You are correct about R3. However, R2 is not necessary: when the button is released, the capacitor will charge slowly due to the resistance of R1. When the button is pressed, it will discharge slowly due to the resistance of R3. In fact, R2 can even cause a problem: with the button pressed, the capacitor voltage will not reach ground (since R2 and R1 will form a voltage divider).

As for the time constant, it should take all resistances "seen" by the capacitor terminals into account. When the button is pressed, this is \$(R_1 + R_2) || R_3\$ (found by shorting power to ground and solving for the equiv. resistance between the two capacitor terminals).

When the button is released, the time constant for charging is based on the resistance \$(R_1 + R_2)\$. As you can see, even with R2 gone, inrush is limited by R1.

There is another issue here: the steady-state voltage when the button is pressed.

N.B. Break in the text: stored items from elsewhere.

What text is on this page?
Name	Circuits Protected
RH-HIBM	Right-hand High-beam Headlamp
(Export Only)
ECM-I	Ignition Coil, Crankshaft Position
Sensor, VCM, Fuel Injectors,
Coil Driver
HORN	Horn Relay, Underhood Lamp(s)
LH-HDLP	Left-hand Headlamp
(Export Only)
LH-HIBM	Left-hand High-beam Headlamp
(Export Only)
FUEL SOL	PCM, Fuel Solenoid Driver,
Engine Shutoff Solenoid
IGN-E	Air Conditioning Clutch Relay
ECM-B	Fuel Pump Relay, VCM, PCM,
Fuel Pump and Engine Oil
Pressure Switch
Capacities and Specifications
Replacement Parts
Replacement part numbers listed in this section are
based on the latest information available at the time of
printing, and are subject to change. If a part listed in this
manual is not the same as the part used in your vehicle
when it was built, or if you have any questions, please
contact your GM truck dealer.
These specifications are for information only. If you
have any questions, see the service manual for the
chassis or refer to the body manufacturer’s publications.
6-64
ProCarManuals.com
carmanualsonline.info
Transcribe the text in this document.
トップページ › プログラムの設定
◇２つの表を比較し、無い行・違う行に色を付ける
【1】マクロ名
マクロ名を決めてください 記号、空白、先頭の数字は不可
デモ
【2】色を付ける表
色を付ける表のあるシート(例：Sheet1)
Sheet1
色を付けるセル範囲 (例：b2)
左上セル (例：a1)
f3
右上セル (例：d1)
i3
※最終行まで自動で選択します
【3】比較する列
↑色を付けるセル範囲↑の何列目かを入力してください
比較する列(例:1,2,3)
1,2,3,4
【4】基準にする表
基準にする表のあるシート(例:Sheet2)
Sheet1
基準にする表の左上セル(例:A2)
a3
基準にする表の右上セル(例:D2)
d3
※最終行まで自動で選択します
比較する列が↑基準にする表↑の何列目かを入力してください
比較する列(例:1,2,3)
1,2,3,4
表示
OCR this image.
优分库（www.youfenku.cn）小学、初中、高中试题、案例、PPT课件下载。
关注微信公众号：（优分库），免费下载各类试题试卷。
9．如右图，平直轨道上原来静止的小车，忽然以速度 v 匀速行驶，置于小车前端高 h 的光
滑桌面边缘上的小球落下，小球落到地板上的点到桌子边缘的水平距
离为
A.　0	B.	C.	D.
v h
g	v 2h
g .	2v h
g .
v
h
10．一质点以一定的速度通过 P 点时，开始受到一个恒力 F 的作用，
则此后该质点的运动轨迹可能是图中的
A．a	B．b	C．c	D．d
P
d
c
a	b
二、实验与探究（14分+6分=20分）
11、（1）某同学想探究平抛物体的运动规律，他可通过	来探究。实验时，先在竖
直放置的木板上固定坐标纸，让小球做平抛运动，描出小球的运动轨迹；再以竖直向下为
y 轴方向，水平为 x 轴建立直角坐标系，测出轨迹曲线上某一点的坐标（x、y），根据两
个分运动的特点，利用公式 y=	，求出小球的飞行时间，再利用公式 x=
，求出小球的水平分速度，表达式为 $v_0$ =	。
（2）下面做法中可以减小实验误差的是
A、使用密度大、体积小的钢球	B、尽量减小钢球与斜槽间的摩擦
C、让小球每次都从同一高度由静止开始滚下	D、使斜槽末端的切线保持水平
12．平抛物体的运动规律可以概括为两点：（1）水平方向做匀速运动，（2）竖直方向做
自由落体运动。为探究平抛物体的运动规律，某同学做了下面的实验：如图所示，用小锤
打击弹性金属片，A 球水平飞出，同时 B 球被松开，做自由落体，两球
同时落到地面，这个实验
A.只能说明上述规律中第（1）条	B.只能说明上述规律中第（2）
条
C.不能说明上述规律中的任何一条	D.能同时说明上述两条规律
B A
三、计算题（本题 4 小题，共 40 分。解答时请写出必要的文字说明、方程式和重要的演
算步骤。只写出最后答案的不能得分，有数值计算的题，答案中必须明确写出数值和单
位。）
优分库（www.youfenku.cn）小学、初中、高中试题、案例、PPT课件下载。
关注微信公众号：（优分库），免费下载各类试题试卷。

This voltage will not be ground, but rather is \$\frac{R_3}{R_1 + R_3}\$ (ignoring R2). This voltage will be far too high with your choice of R3. You can get rid of R2 and R3 altogether: the capacitor will charge rapidly from the button, but this inrush is generally acceptable at the size you mention, while the pull-up resistor's current will still be acceptable to avoid GPIO damage.


You do not need R2. If you want to include R3, traditionally it is on the other side of the switch, so both the switch and the capacitor are connected directly to GND. Yes, it's a series circuit and it doesn't matter, but that is the way most designers think.

R1 - 100K

R3 - 1K (optional)

The only reason for R3 is to limit the peak current through the switch contacts when they close around a fully charged capacitor. If this were a 2 minute timer with a 1000 uF capacitor, then there would be an issue. But a doorbell switch can handle a 1 amp inductive load, so I don't think R3 is necessary for a capacitor as small as yours.